KAPITAL

Ils transforment les ordures en carburant

L’entreprise Kompogas recycle les déchets pour produire du biogaz, une énergie neutre en CO2. Elle exporte aujourd’hui sa technologie dans le monde entier.

Transformer les déchets végétaux en biogaz, une énergie neutre en CO2, pour en tirer de l’électricité ou l’utiliser comme carburant automobile: c’est le procédé ingénieux développé par l’entreprise zurichoise Kompogas.

En sa qualité de pionnière, cette société fondée en 1991 jouit aujourd’hui d’une avance technologique considérable — qu’elle exporte dans le monde entier, de l’Espagne au Japon en passant par Doha, où elle a d’ailleurs inauguré en début d’année sa plus grande installation de fermentation, capable de produire 274 000 tonnes de biogaz par an.

Au total, plus de 40 sites, dont 17 en Suisse, sont ainsi dévolus à la transformation des ordures biodégradables. En croissance continue, Kompogas a généré l’an dernier un chiffre d’affaires de 58 millions de francs suisses et emploie actuellement 100 personnes.

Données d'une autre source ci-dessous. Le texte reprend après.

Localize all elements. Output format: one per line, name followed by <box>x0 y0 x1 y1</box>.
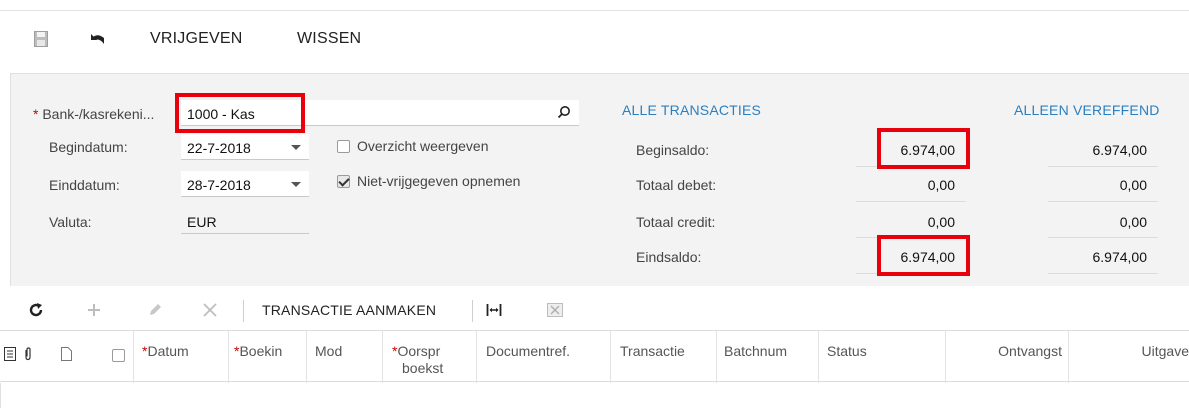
total-credit-label: Totaal credit: <box>636 214 716 230</box>
total-credit-all: 0,00 <box>927 214 955 230</box>
show-summary-label: Overzicht weergeven <box>357 138 489 154</box>
total-debit-label: Totaal debet: <box>636 177 717 193</box>
highlight-end-balance <box>877 235 970 276</box>
toolbar-separator <box>472 300 473 322</box>
column-divider <box>133 331 134 383</box>
attachment-icon[interactable] <box>18 344 38 364</box>
select-all-checkbox[interactable] <box>112 349 125 362</box>
divider <box>1048 273 1158 274</box>
show-summary-checkbox[interactable] <box>337 140 350 153</box>
column-divider <box>818 331 819 383</box>
currency-value: EUR <box>187 214 217 230</box>
tab-all-transactions[interactable]: ALLE TRANSACTIES <box>622 102 761 118</box>
total-debit-all: 0,00 <box>927 177 955 193</box>
column-header-date[interactable]: *Datum <box>142 343 222 360</box>
edit-icon[interactable] <box>145 300 165 320</box>
divider <box>1048 201 1158 202</box>
divider <box>856 201 966 202</box>
total-credit-cleared: 0,00 <box>1119 214 1147 230</box>
main-toolbar: VRIJGEVEN WISSEN <box>0 24 1189 60</box>
top-divider <box>0 10 1189 11</box>
begin-balance-cleared: 6.974,00 <box>1092 142 1148 158</box>
column-header-docref[interactable]: Documentref. <box>486 343 606 360</box>
fit-columns-icon[interactable] <box>484 300 504 320</box>
include-unreleased-label: Niet-vrijgegeven opnemen <box>357 173 521 189</box>
end-date-field[interactable]: 28-7-2018 <box>181 171 309 197</box>
column-divider <box>610 331 611 383</box>
release-button[interactable]: VRIJGEVEN <box>150 30 243 48</box>
column-divider <box>716 331 717 383</box>
end-date-label: Einddatum: <box>49 177 120 193</box>
grid-body <box>0 383 1189 408</box>
column-header-payment[interactable]: Uitgave <box>1080 343 1189 360</box>
begin-balance-label: Beginsaldo: <box>636 142 710 158</box>
refresh-icon[interactable] <box>26 300 46 320</box>
column-divider <box>306 331 307 383</box>
notes-icon[interactable] <box>0 344 20 364</box>
column-divider <box>1068 331 1069 383</box>
bank-account-label: * Bank-/kasrekeni... <box>33 106 155 122</box>
delete-icon[interactable] <box>200 300 220 320</box>
column-divider <box>945 331 946 383</box>
column-header-batchnum[interactable]: Batchnum <box>724 343 810 360</box>
total-debit-cleared: 0,00 <box>1119 177 1147 193</box>
create-transaction-button[interactable]: TRANSACTIE AANMAKEN <box>262 302 436 318</box>
chevron-down-icon[interactable] <box>291 182 301 187</box>
end-balance-cleared: 6.974,00 <box>1092 249 1148 265</box>
currency-field: EUR <box>181 208 309 234</box>
highlight-bank-account <box>175 93 305 133</box>
excel-export-icon[interactable] <box>545 300 565 320</box>
clear-button[interactable]: WISSEN <box>297 30 361 48</box>
column-divider <box>228 331 229 383</box>
column-divider <box>476 331 477 383</box>
tab-cleared-only[interactable]: ALLEEN VEREFFEND <box>1014 102 1160 118</box>
grid-toolbar: TRANSACTIE AANMAKEN <box>0 292 1189 328</box>
end-date-value: 28-7-2018 <box>187 177 251 193</box>
divider <box>1048 166 1158 167</box>
start-date-value: 22-7-2018 <box>187 140 251 156</box>
chevron-down-icon[interactable] <box>291 145 301 150</box>
column-header-original-entry[interactable]: *Oorspr boekst <box>392 343 462 377</box>
column-header-module[interactable]: Mod <box>315 343 351 360</box>
column-header-receipt[interactable]: Ontvangst <box>960 343 1062 360</box>
toolbar-separator <box>243 300 244 322</box>
highlight-begin-balance <box>877 128 970 169</box>
grid-header: *Datum *Boekin Mod *Oorspr boekst Documen… <box>0 330 1189 383</box>
divider <box>1048 237 1158 238</box>
search-icon[interactable] <box>557 105 571 122</box>
add-icon[interactable] <box>84 300 104 320</box>
include-unreleased-checkbox[interactable] <box>337 175 350 188</box>
column-divider <box>382 331 383 383</box>
currency-label: Valuta: <box>49 214 92 230</box>
column-header-status[interactable]: Status <box>827 343 917 360</box>
column-header-batch-entry[interactable]: *Boekin <box>234 343 304 360</box>
save-icon[interactable] <box>30 28 52 50</box>
end-balance-label: Eindsaldo: <box>636 249 702 265</box>
undo-icon[interactable] <box>86 28 108 50</box>
document-icon[interactable] <box>56 344 76 364</box>
column-header-transaction[interactable]: Transactie <box>620 343 712 360</box>
start-date-field[interactable]: 22-7-2018 <box>181 134 309 160</box>
start-date-label: Begindatum: <box>49 139 128 155</box>
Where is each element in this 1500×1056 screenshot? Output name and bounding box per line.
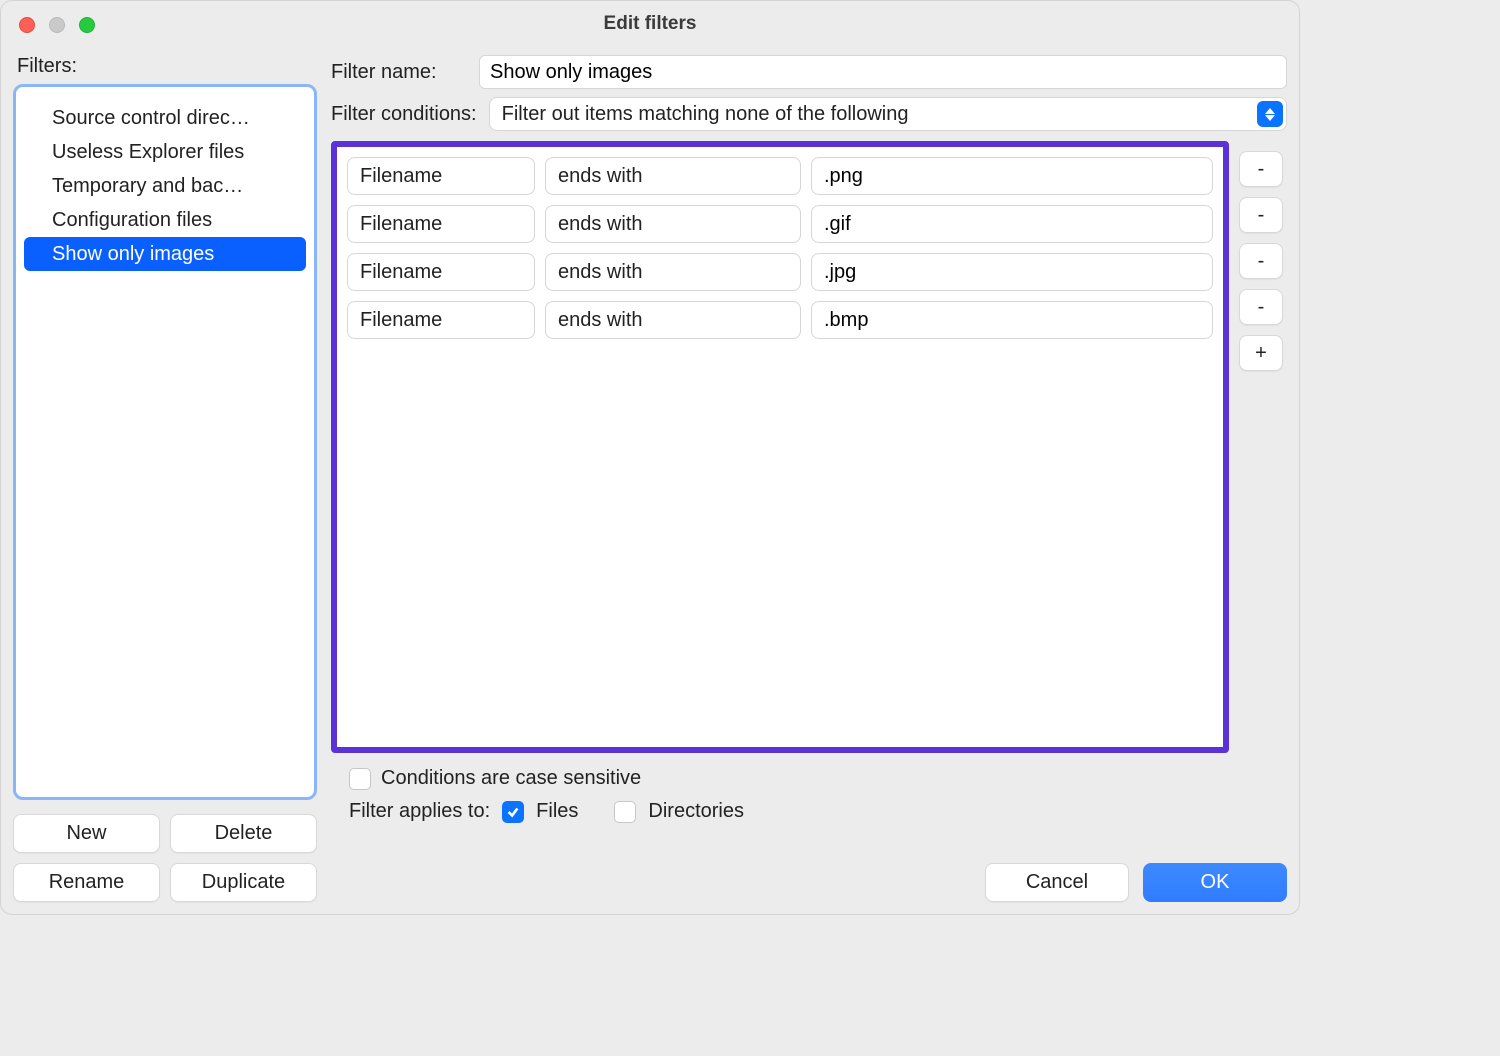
filter-list-item[interactable]: Configuration files [16, 203, 314, 237]
condition-field-select[interactable]: Filename [347, 205, 535, 243]
condition-operator-select[interactable]: ends with [545, 205, 801, 243]
titlebar: Edit filters [1, 1, 1299, 47]
chevron-up-down-icon [1257, 101, 1283, 127]
applies-to-directories-label: Directories [648, 800, 744, 823]
chevron-up-down-icon [643, 165, 663, 188]
condition-value-input[interactable] [811, 301, 1213, 339]
case-sensitive-label: Conditions are case sensitive [381, 767, 641, 790]
applies-to-row: Filter applies to: Files Directories [349, 800, 1287, 823]
case-sensitive-checkbox[interactable] [349, 768, 371, 790]
remove-condition-button[interactable]: - [1239, 197, 1283, 233]
chevron-up-down-icon [442, 261, 462, 284]
window-title: Edit filters [1, 13, 1299, 35]
filters-list[interactable]: Source control direc…Useless Explorer fi… [13, 84, 317, 800]
condition-operator-select[interactable]: ends with [545, 157, 801, 195]
bottom-options: Conditions are case sensitive Filter app… [349, 767, 1287, 823]
filter-list-item[interactable]: Show only images [24, 237, 306, 271]
condition-operator-select[interactable]: ends with [545, 253, 801, 291]
delete-filter-button[interactable]: Delete [170, 814, 317, 853]
chevron-up-down-icon [643, 213, 663, 236]
conditions-area: Filenameends withFilenameends withFilena… [331, 141, 1287, 753]
filters-label: Filters: [17, 55, 317, 78]
condition-value-input[interactable] [811, 157, 1213, 195]
cancel-button[interactable]: Cancel [985, 863, 1129, 902]
filter-conditions-row: Filter conditions: Filter out items matc… [331, 97, 1287, 131]
rename-filter-button[interactable]: Rename [13, 863, 160, 902]
remove-condition-button[interactable]: - [1239, 151, 1283, 187]
sidebar-buttons: New Delete Rename Duplicate [13, 814, 317, 902]
add-condition-button[interactable]: + [1239, 335, 1283, 371]
applies-to-files-checkbox[interactable] [502, 801, 524, 823]
edit-filters-window: Edit filters Filters: Source control dir… [0, 0, 1300, 915]
duplicate-filter-button[interactable]: Duplicate [170, 863, 317, 902]
applies-to-files-label: Files [536, 800, 578, 823]
filter-list-item[interactable]: Temporary and bac… [16, 169, 314, 203]
condition-row: Filename ends with [347, 253, 1213, 291]
ok-button[interactable]: OK [1143, 863, 1287, 902]
condition-field-select[interactable]: Filename [347, 253, 535, 291]
filter-name-row: Filter name: [331, 55, 1287, 89]
filter-conditions-label: Filter conditions: [331, 103, 477, 126]
filter-name-input[interactable] [479, 55, 1287, 89]
applies-to-label: Filter applies to: [349, 800, 490, 823]
condition-field-select[interactable]: Filename [347, 157, 535, 195]
conditions-box: Filenameends withFilenameends withFilena… [331, 141, 1229, 753]
filter-list-item[interactable]: Useless Explorer files [16, 135, 314, 169]
chevron-up-down-icon [442, 165, 462, 188]
condition-field-value: Filename [360, 165, 442, 188]
condition-row: Filename ends with [347, 157, 1213, 195]
dialog-content: Filters: Source control direc…Useless Ex… [1, 47, 1299, 914]
traffic-lights [19, 17, 95, 33]
condition-field-value: Filename [360, 309, 442, 332]
dialog-buttons: Cancel OK [331, 863, 1287, 902]
condition-operator-value: ends with [558, 309, 643, 332]
applies-to-directories-checkbox[interactable] [614, 801, 636, 823]
chevron-up-down-icon [442, 309, 462, 332]
window-minimize-button[interactable] [49, 17, 65, 33]
condition-value-input[interactable] [811, 253, 1213, 291]
remove-condition-button[interactable]: - [1239, 243, 1283, 279]
window-close-button[interactable] [19, 17, 35, 33]
filter-name-label: Filter name: [331, 61, 467, 84]
condition-operator-value: ends with [558, 165, 643, 188]
new-filter-button[interactable]: New [13, 814, 160, 853]
condition-operator-select[interactable]: ends with [545, 301, 801, 339]
condition-field-value: Filename [360, 261, 442, 284]
window-zoom-button[interactable] [79, 17, 95, 33]
filter-conditions-mode-select[interactable]: Filter out items matching none of the fo… [489, 97, 1287, 131]
filter-editor: Filter name: Filter conditions: Filter o… [331, 47, 1287, 902]
condition-operator-value: ends with [558, 213, 643, 236]
chevron-up-down-icon [643, 309, 663, 332]
condition-field-select[interactable]: Filename [347, 301, 535, 339]
condition-operator-value: ends with [558, 261, 643, 284]
condition-side-buttons: - - - - + [1239, 141, 1287, 753]
condition-row: Filename ends with [347, 205, 1213, 243]
condition-field-value: Filename [360, 213, 442, 236]
filter-list-item[interactable]: Source control direc… [16, 101, 314, 135]
condition-row: Filename ends with [347, 301, 1213, 339]
remove-condition-button[interactable]: - [1239, 289, 1283, 325]
chevron-up-down-icon [442, 213, 462, 236]
upper-area: Filters: Source control direc…Useless Ex… [13, 47, 1287, 902]
filters-sidebar: Filters: Source control direc…Useless Ex… [13, 47, 317, 902]
filter-conditions-mode-value: Filter out items matching none of the fo… [502, 103, 909, 126]
case-sensitive-row: Conditions are case sensitive [349, 767, 1287, 790]
chevron-up-down-icon [643, 261, 663, 284]
condition-value-input[interactable] [811, 205, 1213, 243]
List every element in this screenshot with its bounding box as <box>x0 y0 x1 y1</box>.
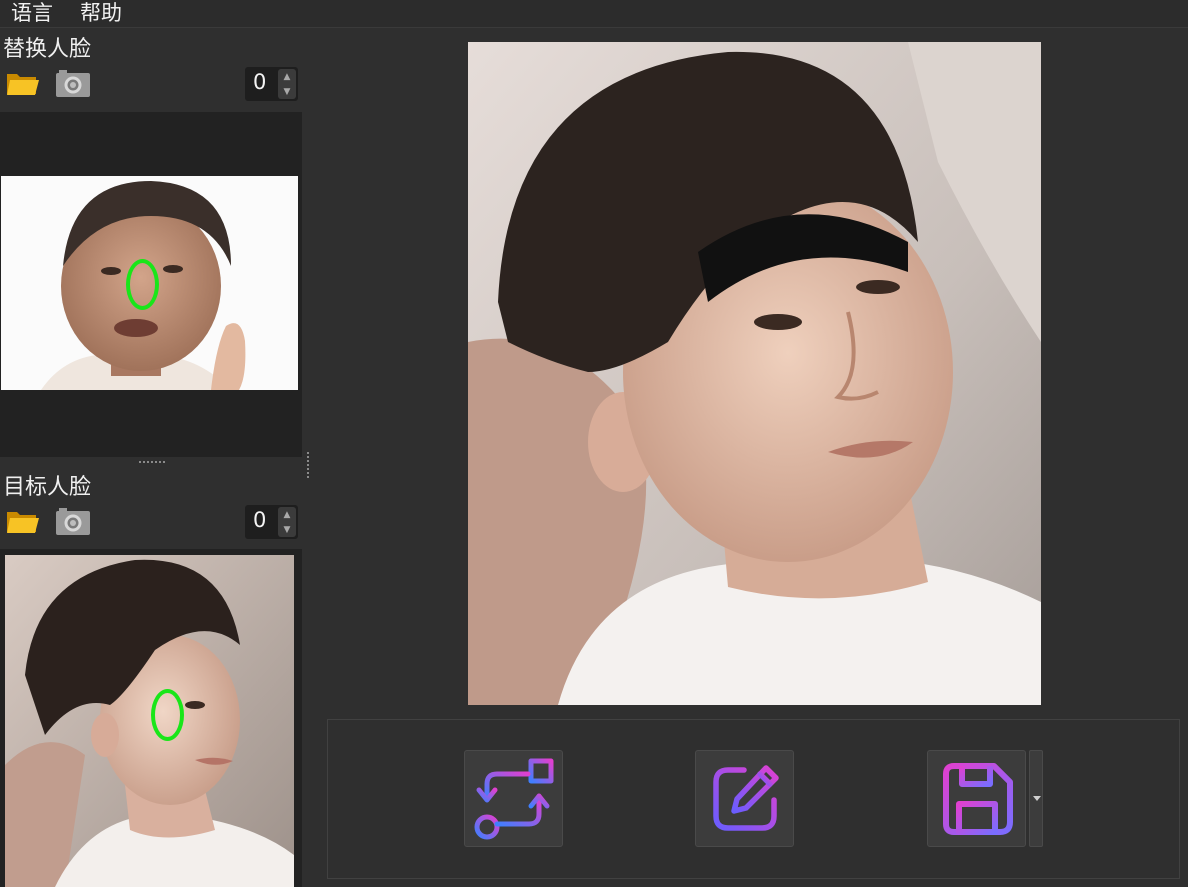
menu-help[interactable]: 帮助 <box>80 0 122 27</box>
result-preview-image <box>468 42 1041 705</box>
swap-icon <box>474 758 553 839</box>
horizontal-splitter-handle[interactable] <box>139 461 165 463</box>
vertical-splitter-handle[interactable] <box>307 452 309 478</box>
spin-up-icon[interactable]: ▲ <box>278 507 296 522</box>
target-face-index-value: 0 <box>253 508 267 532</box>
edit-icon <box>712 764 779 831</box>
save-button[interactable] <box>927 750 1026 847</box>
source-face-marker <box>126 259 159 310</box>
folder-open-icon[interactable] <box>6 70 40 96</box>
target-face-image <box>5 555 294 887</box>
spin-down-icon[interactable]: ▼ <box>278 522 296 537</box>
source-face-title: 替换人脸 <box>3 37 92 62</box>
spin-up-icon[interactable]: ▲ <box>278 69 296 84</box>
target-face-marker <box>151 689 184 741</box>
save-icon <box>942 762 1013 835</box>
source-face-index-value: 0 <box>253 70 267 94</box>
save-options-dropdown[interactable] <box>1029 750 1043 847</box>
target-face-title: 目标人脸 <box>3 475 92 500</box>
spin-down-icon[interactable]: ▼ <box>278 84 296 99</box>
camera-icon[interactable] <box>55 508 91 536</box>
source-face-index-spinbox[interactable]: 0 ▲ ▼ <box>245 67 298 101</box>
edit-button[interactable] <box>695 750 794 847</box>
camera-icon[interactable] <box>55 70 91 98</box>
target-face-index-spinbox[interactable]: 0 ▲ ▼ <box>245 505 298 539</box>
swap-faces-button[interactable] <box>464 750 563 847</box>
menu-language[interactable]: 语言 <box>11 0 53 27</box>
folder-open-icon[interactable] <box>6 508 40 534</box>
menu-bar: 语言 帮助 <box>0 0 1188 28</box>
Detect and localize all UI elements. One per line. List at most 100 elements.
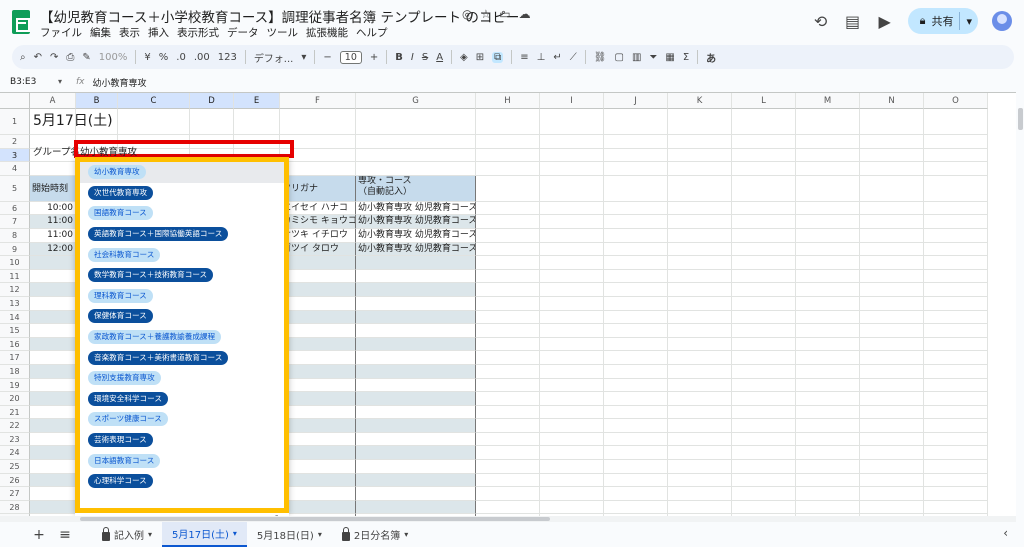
functions-icon[interactable]: Σ (683, 52, 689, 63)
cell[interactable] (540, 148, 604, 163)
cell[interactable] (796, 162, 860, 176)
cell[interactable] (732, 283, 796, 297)
cell[interactable] (540, 392, 604, 406)
cell[interactable] (668, 324, 732, 338)
cell[interactable] (604, 162, 668, 176)
bold-button[interactable]: B (395, 52, 403, 63)
cell[interactable] (356, 473, 476, 488)
cell[interactable] (30, 283, 76, 297)
cell[interactable] (540, 405, 604, 420)
cell[interactable] (604, 487, 668, 501)
cell[interactable] (540, 446, 604, 461)
cell[interactable] (668, 109, 732, 135)
cell[interactable] (30, 473, 76, 488)
cell[interactable] (280, 337, 356, 352)
cell[interactable] (668, 405, 732, 420)
cell[interactable] (860, 460, 924, 474)
cell[interactable] (356, 419, 476, 433)
row-header-25[interactable]: 25 (0, 460, 30, 474)
major-cell[interactable]: 幼小教育専攻 幼児教育コース (356, 228, 476, 243)
dropdown-option[interactable]: 特別支援教育専攻 (80, 368, 284, 389)
cell[interactable] (356, 296, 476, 311)
cell[interactable] (604, 446, 668, 461)
cell[interactable] (668, 201, 732, 216)
cell[interactable] (604, 228, 668, 243)
cell[interactable] (540, 283, 604, 297)
cell[interactable] (860, 256, 924, 270)
comment-icon[interactable]: ▤ (844, 12, 862, 31)
row-header-5[interactable]: 5 (0, 175, 30, 202)
cell[interactable] (476, 201, 540, 216)
cell[interactable] (924, 419, 988, 433)
cell[interactable] (280, 405, 356, 420)
major-cell[interactable]: 幼小教育専攻 幼児教育コース (356, 201, 476, 216)
cell[interactable] (924, 296, 988, 311)
column-header-f[interactable]: F (280, 93, 356, 109)
cell[interactable] (796, 460, 860, 474)
cell[interactable] (668, 500, 732, 515)
filter-icon[interactable]: ⏷ (649, 52, 657, 63)
dropdown-option[interactable]: スポーツ健康コース (80, 409, 284, 430)
major-cell[interactable]: 幼小教育専攻 幼児教育コース (356, 242, 476, 257)
cell[interactable] (668, 228, 732, 243)
column-header-m[interactable]: M (796, 93, 860, 109)
cell[interactable] (280, 296, 356, 311)
row-header-24[interactable]: 24 (0, 446, 30, 461)
row-header-17[interactable]: 17 (0, 351, 30, 365)
cell[interactable] (30, 487, 76, 501)
cell[interactable] (356, 487, 476, 501)
row-header-18[interactable]: 18 (0, 364, 30, 379)
cell[interactable] (604, 135, 668, 149)
sheet-tab[interactable]: 5月17日(土) ▾ (162, 522, 247, 547)
strikethrough-button[interactable]: S (422, 52, 428, 63)
row-header-26[interactable]: 26 (0, 473, 30, 488)
cell[interactable] (668, 460, 732, 474)
cell[interactable] (668, 364, 732, 379)
cell[interactable] (30, 364, 76, 379)
cell[interactable] (796, 500, 860, 515)
cell[interactable] (476, 109, 540, 135)
vertical-scroll-thumb[interactable] (1018, 108, 1023, 130)
decrease-decimal-button[interactable]: .0 (176, 52, 186, 63)
vertical-scrollbar[interactable] (1016, 92, 1024, 516)
cell[interactable] (476, 135, 540, 149)
cell[interactable] (732, 242, 796, 257)
row-header-16[interactable]: 16 (0, 337, 30, 352)
column-header-a[interactable]: A (30, 93, 76, 109)
row-header-28[interactable]: 28 (0, 500, 30, 515)
cell[interactable] (732, 228, 796, 243)
cell[interactable] (860, 201, 924, 216)
cell[interactable] (356, 256, 476, 270)
cell[interactable] (668, 269, 732, 284)
cell[interactable] (604, 296, 668, 311)
row-header-11[interactable]: 11 (0, 269, 30, 284)
cell[interactable] (796, 175, 860, 202)
dropdown-option[interactable]: 環境安全科学コース (80, 389, 284, 410)
cell[interactable] (668, 446, 732, 461)
dropdown-option[interactable]: 社会科教育コース (80, 244, 284, 265)
cell[interactable] (356, 283, 476, 297)
cell[interactable] (732, 269, 796, 284)
cell[interactable] (540, 324, 604, 338)
cell[interactable] (476, 432, 540, 447)
cell[interactable] (30, 405, 76, 420)
row-header-9[interactable]: 9 (0, 242, 30, 257)
cell[interactable] (356, 135, 476, 149)
cell[interactable] (356, 405, 476, 420)
sheet-tab[interactable]: 5月18日(日) ▾ (247, 522, 332, 547)
cell[interactable] (924, 473, 988, 488)
row-header-22[interactable]: 22 (0, 419, 30, 433)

Tout a pourtant commencé à tâtons, vers la fin des années 1980, quand le fondateur de la société, Walter Schmid, a entrepris ses premières expériences sur son propre balcon…

Par la suite, le processus de recyclage n’a cessé de se perfectionner et les récompenses ont suivi pour l’entreprise zurichoise: vice-lauréate de l’Energy Globe Award en 2002 et vainqueur du Prix suisse de l’environnement en 2004.

«Depuis février 2006, nous pouvons compter sur un partenaire puissant, le groupe énergétique suisse Axpo, qui a acquis 49% des parts», souligne Marcel Leibacher, responsable communication de Kompogas. Par rapport au traditionnel compostage, le procédé de Kompogas présente l’avantage évident de produire de l’énergie: privés d’oxygène, les déchets sont transformés en biogaz dans des réservoirs fermés, les digesteurs, sans dégager d’émissions.

Ce biogaz est essentiellement constitué de méthane, gaz à l’origine de la production d’électricité écologique (le gaz est brûlé dans des centrales de cogénération), de chaleur ou de carburant.

Aujourd’hui, en Suisse, plus de 200 communes remettent leurs déchets bio à des installations de Kompogas. En Suisse romande, outre l’installation de Lavigny, déjà opérationnelle, de nouveaux sites de production s’apprêtent à voir le jour, à Villeneuve en 2009, puis Posieux, Sierre et Chavornay en 2010, après le rachat de la Compostière de la Plaine de l’Orbe (CPO) par Kompogas.

«L’installation de Chavornay servira essentiellement à la production d’électricité, explique son directeur, Othmar Marbacher. Nous tablons sur 20’000 tonnes de déchets recyclés par an, ce qui permettra de produire 4 millions de kilowattheure par an, assez pour alimenter 1000 ménages de la région. La chaleur dégagée par la combustion servira aussi à chauffer les bâtiments à proximité du site.»

Kompogas vise également le marché du transport routier. En Suisse, la société commercialise son carburant bio à plus de 100 stations-service naturelles, s’imposant comme le plus grand fournisseur de carburant neutre en CO2 à l’échelle nationale.

Le biogaz, facturé 1,52 franc le kg (l’équivalent de 1 litre d’essence), propulse des véhicules déjà en circulation, en produisant nettement moins d’acide et de gaz à effet de serre que les moteurs à essence ou diesel. En Suisse, Migros Zurich, par exemple, confie déjà ses légumes invendus à Kompogas, dont le carburant alimente en retour une partie des camions du géant de la distribution.